Dès l’ouverture, le secrétaire général adjoint des Nations unies et secrétaire exécutif de la Commission économique pour l’Afrique (CEA), Claver Gatete, a appelé à un changement profond de paradigme dans l’approche du développement du continent. Il a estimé que les principaux cadres stratégiques africains existent déjà, mais que le véritable défi réside dans leur mise en œuvre effective et à grande échelle. Il a ainsi plaidé pour un passage d’approches sectorielles fragmentées à une vision systémique fondée sur la cohérence des politiques publiques, l’action concrète et une mobilisation accrue des ressources.

Un appel urgent à accélérer la mise en œuvre des agendas africains et mondiaux

Dans cette optique, Claver Gatete a présenté cinq priorités structurantes qu’il juge essentielles pour accélérer la transformation de l’Afrique. Il a notamment insisté sur la nécessité de considérer les services essentiels tels que l’eau, l’énergie et les infrastructures comme de véritables actifs économiques, de combler le déficit de financement des infrastructures par des partenariats publics et privés, de faire des villes africaines des moteurs de croissance et d’emplois, d’accélérer simultanément les transitions numérique et écologique et de renforcer la gouvernance à travers les données, des institutions solides et une coopération régionale accrue.

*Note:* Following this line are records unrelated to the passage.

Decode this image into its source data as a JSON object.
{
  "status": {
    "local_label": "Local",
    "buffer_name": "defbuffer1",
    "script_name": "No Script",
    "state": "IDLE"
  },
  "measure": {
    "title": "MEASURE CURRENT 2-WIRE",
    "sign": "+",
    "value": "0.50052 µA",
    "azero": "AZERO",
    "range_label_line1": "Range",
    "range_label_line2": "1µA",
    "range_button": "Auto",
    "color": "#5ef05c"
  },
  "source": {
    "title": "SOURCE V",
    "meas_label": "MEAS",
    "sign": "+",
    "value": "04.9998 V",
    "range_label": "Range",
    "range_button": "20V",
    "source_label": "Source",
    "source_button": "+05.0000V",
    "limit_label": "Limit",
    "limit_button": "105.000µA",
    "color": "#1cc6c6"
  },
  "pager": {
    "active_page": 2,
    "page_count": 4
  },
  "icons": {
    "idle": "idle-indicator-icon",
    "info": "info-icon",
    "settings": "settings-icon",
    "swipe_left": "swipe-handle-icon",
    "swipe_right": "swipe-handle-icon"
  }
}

Abordant le contexte mondial, le secrétaire exécutif de la CEA a souligné que le continent évolue dans un environnement marqué par le ralentissement économique, la montée des inégalités, les tensions géopolitiques et l’intensification des chocs climatiques. Il a toutefois estimé que ces contraintes ne doivent pas conduire à une réduction des ambitions africaines, mais plutôt à leur transformation en opportunités d’innovation et de coopération.

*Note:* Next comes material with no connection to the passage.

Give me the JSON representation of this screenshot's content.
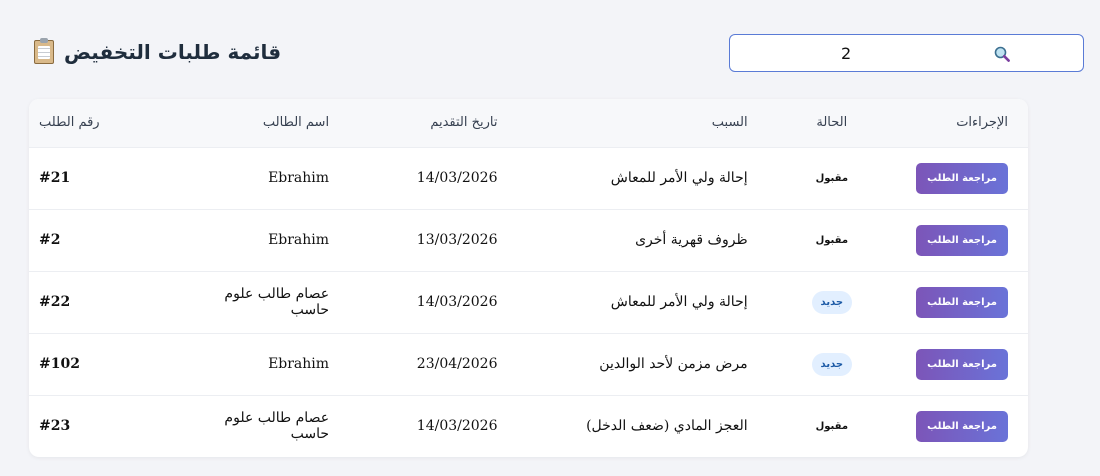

Dans la même dynamique, il a relevé que ces défis prennent une dimension encore plus critique en Afrique, où les transitions démographiques, urbaines et climatiques se superposent à des fragilités structurelles persistantes. Il a ainsi rappelé que les secteurs de l’eau, de l’assainissement, de l’énergie, des infrastructures et des villes constituent les fondations de la transformation économique du continent, dans la mesure où ils conditionnent la croissance, la création d’emplois et la réduction des inégalités.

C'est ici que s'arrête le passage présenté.